How do I match the corpus file with second column in stem and return the first column?

corpus.txt
this
is
broken
testing
as
told

Only the fist 2 columns are important in this file:

stem.csv

"test";"tested";"test";"Suffix";"A";"7673";"321: 0 xxx"
"test";"testing";"test";"Suffix";"A";"7673";"322: 0 xxx"
"test";"tests";"test";"Suffix";"b";"5942";"001: 0 xxx"
"break";"broke";"break";"Suffix";"b";"5942";"002: 0 xxx"
"break";"broken";"break";"Suffix";"b";"5942";"003: 0 xxx"
"break";"breaks";"break";"Suffix";"c";"5778";"001: 0 xxx"
"tell";"told";"tell";"Suffix";"c";"5778";"002: 0 xx"

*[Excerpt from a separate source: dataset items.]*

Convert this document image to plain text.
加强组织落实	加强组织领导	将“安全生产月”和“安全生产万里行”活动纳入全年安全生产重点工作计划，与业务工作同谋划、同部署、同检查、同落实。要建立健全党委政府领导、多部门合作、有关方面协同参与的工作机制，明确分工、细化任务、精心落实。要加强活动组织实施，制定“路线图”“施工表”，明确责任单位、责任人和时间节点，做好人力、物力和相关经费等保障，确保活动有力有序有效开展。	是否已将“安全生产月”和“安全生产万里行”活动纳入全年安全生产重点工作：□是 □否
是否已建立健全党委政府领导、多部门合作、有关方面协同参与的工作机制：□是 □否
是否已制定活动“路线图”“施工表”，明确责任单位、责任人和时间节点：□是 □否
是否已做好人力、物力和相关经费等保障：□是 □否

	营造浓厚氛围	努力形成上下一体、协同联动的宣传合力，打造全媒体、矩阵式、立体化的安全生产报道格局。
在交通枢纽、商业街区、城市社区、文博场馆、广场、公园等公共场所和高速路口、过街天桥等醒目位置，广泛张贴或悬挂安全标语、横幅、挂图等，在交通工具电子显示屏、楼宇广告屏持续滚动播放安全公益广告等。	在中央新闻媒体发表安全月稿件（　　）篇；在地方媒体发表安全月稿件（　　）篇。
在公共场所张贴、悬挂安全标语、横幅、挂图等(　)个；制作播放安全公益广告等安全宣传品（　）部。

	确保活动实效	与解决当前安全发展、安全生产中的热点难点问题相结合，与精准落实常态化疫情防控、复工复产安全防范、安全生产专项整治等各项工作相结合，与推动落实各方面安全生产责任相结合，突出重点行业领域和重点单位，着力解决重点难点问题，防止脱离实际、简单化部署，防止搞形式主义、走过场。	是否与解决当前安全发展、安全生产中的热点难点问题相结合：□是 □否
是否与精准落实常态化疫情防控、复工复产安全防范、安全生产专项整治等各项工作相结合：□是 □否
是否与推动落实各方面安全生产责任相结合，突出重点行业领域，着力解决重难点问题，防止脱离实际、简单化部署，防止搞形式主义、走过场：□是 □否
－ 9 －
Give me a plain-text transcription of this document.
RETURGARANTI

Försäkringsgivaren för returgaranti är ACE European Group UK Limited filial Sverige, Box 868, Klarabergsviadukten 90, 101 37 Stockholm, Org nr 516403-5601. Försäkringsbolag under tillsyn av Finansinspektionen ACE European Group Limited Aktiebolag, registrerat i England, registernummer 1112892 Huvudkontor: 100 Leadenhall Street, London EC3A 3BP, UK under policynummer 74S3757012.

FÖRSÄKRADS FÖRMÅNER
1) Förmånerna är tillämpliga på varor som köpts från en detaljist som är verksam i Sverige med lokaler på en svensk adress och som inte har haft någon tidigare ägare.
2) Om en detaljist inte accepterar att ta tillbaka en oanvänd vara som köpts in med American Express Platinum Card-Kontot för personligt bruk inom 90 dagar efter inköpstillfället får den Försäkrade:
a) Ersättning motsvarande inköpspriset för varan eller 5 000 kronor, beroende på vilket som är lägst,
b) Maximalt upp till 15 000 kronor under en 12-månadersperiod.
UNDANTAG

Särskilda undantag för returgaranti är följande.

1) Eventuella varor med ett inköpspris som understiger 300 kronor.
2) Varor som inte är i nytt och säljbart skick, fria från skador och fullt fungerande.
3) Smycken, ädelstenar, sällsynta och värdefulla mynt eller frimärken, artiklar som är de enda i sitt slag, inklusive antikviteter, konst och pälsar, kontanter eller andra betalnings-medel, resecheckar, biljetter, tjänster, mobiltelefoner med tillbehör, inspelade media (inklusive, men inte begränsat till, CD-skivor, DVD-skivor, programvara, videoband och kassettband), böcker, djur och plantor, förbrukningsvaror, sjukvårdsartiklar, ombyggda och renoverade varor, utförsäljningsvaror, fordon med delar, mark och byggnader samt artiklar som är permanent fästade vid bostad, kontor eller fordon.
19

If the word is missing in the stem file, it should be replaced with XXX

expected.txt

XXX
XXX
break
test
XXX
tell

It can be done using SQL queries like this...

CREATE TABLE `stem` (
  `column1` varchar(100) DEFAULT NULL,
  `column2` varchar(100) DEFAULT NULL
) ;

INSERT INTO `stem` VALUES ('break','broken'),('break','breaks'),('test','tests');

CREATE TABLE `corpus` (
  `column1` varchar(100) DEFAULT NULL
) 

INSERT INTO `corpus` VALUES ('tests'),('xyz');
_____

    mysql> select ifnull(b.column1, 'XXX') as result from corpus as a left join stem as b on a.column1 = b.column2;
    +--------+
    | result |
    +--------+
    | test   |
    | XXX    |
    +--------+

But I am looking for a way to process text files directly so that I do not need to import them in mysql.

shantanuo
  • 31,689
  • 78
  • 245
  • 403
  • Are you sure that expected output is valid? – James Brown Apr 11 '21 at 08:34
  • Yes. The words are stemmed using the sql like query. – shantanuo Apr 11 '21 at 08:36
  • The word "broken" from corpus file is matched against the second column in stem file. If the match is found return the first column i.e. "break" or else "XXX". Apply this to each word in corpus file. – shantanuo Apr 11 '21 at 08:41
  • See [whats-the-most-robust-way-to-efficiently-parse-csv-using-awk](https://stackoverflow.com/questions/45420535/whats-the-most-robust-way-to-efficiently-parse-csv-using-awk) – Ed Morton Apr 11 '21 at 13:00

1 Answers1

3

Using awk:

$ awk -F';' '          # delimiter
NR==FNR {             # process the stem file
    gsub(/"/,"")      # off with the double quotes
    a[$2]=$1          # hash
    next
}
{
    if($1 in a)       # if corpus entry found in stem
        print a[$1]   # output
    else 
        print "XXX"
}' stem corpus 

Output:

XXX
XXX
break
test
XXX
tell
James Brown
  • 36,089
  • 7
  • 43
  • 59